Open Vdol22 opened 1 month ago
I don't think it has anything to do with a sliding window inference. It just happen to be nearby in the file where the stacktrace is printed. If you look closely to a stacktrace you will see "-> " symbols indicating where there error is coming from. Overall it looks like you have some exception happening in DataLoader while trying to make a batch.
For this I suggest to test whether you can get a single batch or sample from dataset. To simplify the debugging it's better to turn of all workers (workers: 0) when creating a DataLoader. This way you will get the exception in the main thread with better exception message that hopefully should give you a clear picture what is happening. Looking forward seeing this error message.
Thank you kindly for a brief reply.
turn of all workers (workers: 0) when creating a DataLoader. There it is:
StopIteration Traceback (most recent call last)
Cell In[9], line 1
----> 1 trainer.train(model=model, training_params=training_params, train_loader=train_loader, valid_loader=valid_loader)

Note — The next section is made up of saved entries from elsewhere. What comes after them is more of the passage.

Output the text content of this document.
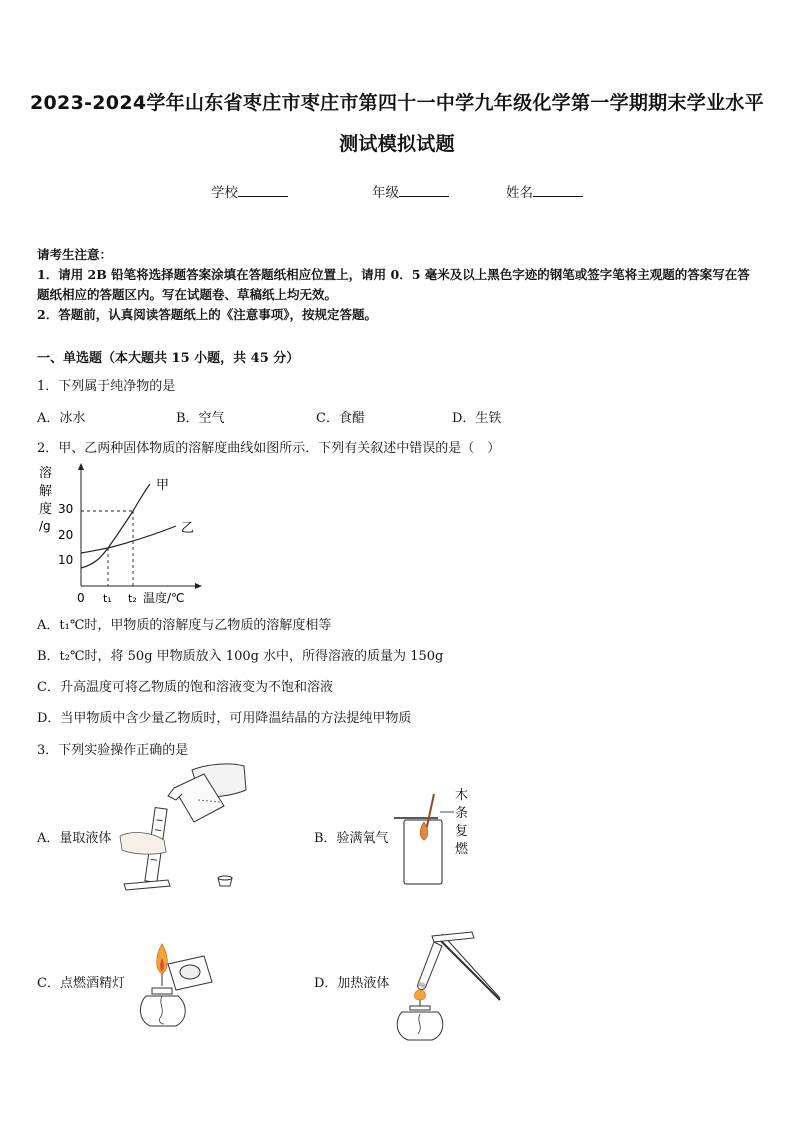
2023-2024学年山东省枣庄市枣庄市第四十一中学九年级化学第一学期期末学业水平
测试模拟试题
学校	年级	姓名
请考生注意：
1．请用 2B 铅笔将选择题答案涂填在答题纸相应位置上，请用 0．5 毫米及以上黑色字迹的钢笔或签字笔将主观题的答案写在答题纸相应的答题区内。写在试题卷、草稿纸上均无效。
2．答题前，认真阅读答题纸上的《注意事项》，按规定答题。
一、单选题（本大题共 15 小题，共 45 分）
1．下列属于纯净物的是
A．冰水	B．空气	C．食醋	D．生铁
2．甲、乙两种固体物质的溶解度曲线如图所示．下列有关叙述中错误的是（　）
溶
解
度
/g
10
20
30
0 t₁ t₂ 温度/℃
甲
乙
A．t₁℃时，甲物质的溶解度与乙物质的溶解度相等
B．t₂℃时，将 50g 甲物质放入 100g 水中，所得溶液的质量为 150g
C．升高温度可将乙物质的饱和溶液变为不饱和溶液
D．当甲物质中含少量乙物质时，可用降温结晶的方法提纯甲物质
3．下列实验操作正确的是
A．量取液体	B．验满氧气
C．点燃酒精灯	D．加热液体
木
条
复
燃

File ~\AppData\Roaming\Python\Python39\site-packages\super_gradients\training\sg_trainer\sg_trainer.py:1482, in Trainer.train(self, model, training_params, train_loader, valid_loader, test_loaders, additional_configs_to_log)
1475 raise ValueError(
1476 "You can use sliding window validation callback, but your model does not support sliding window "
1477 "inference. Please either remove the callback or use the model that supports sliding inference: "
1478 "Segformer"
1479 )
1481 if isinstance(model, SupportsInputShapeCheck):
-> 1482 first_train_batch = next(iter(self.train_loader))
1483 inputs, _, _ = sg_trainer_utils.unpack_batch_items(first_train_batch)
1484 model.validate_input_shape(inputs.size())
File C:\utils\anaconda3\envs\py39\lib\site-packages\torch\utils\data\dataloader.py:631, in _BaseDataLoaderIter.__next__(self)
628 if self._sampler_iter is None:
629 # TODO(https://github.com/pytorch/pytorch/issues/76750)
630 self._reset() # type: ignore[call-arg]
--> 631 data = self._next_data()
632 self._num_yielded += 1
633 if self._dataset_kind == _DatasetKind.Iterable and \
634 self._IterableDataset_len_called is not None and \
635 self._num_yielded > self._IterableDataset_len_called:
File C:\utils\anaconda3\envs\py39\lib\site-packages\torch\utils\data\dataloader.py:674, in _SingleProcessDataLoaderIter._next_data(self)
673 def _next_data(self):
--> 674 index = self._next_index() # may raise StopIteration
675 data = self._dataset_fetcher.fetch(index) # may raise StopIteration
676 if self._pin_memory:
File C:\utils\anaconda3\envs\py39\lib\site-packages\torch\utils\data\dataloader.py:621, in _BaseDataLoaderIter._next_index(self)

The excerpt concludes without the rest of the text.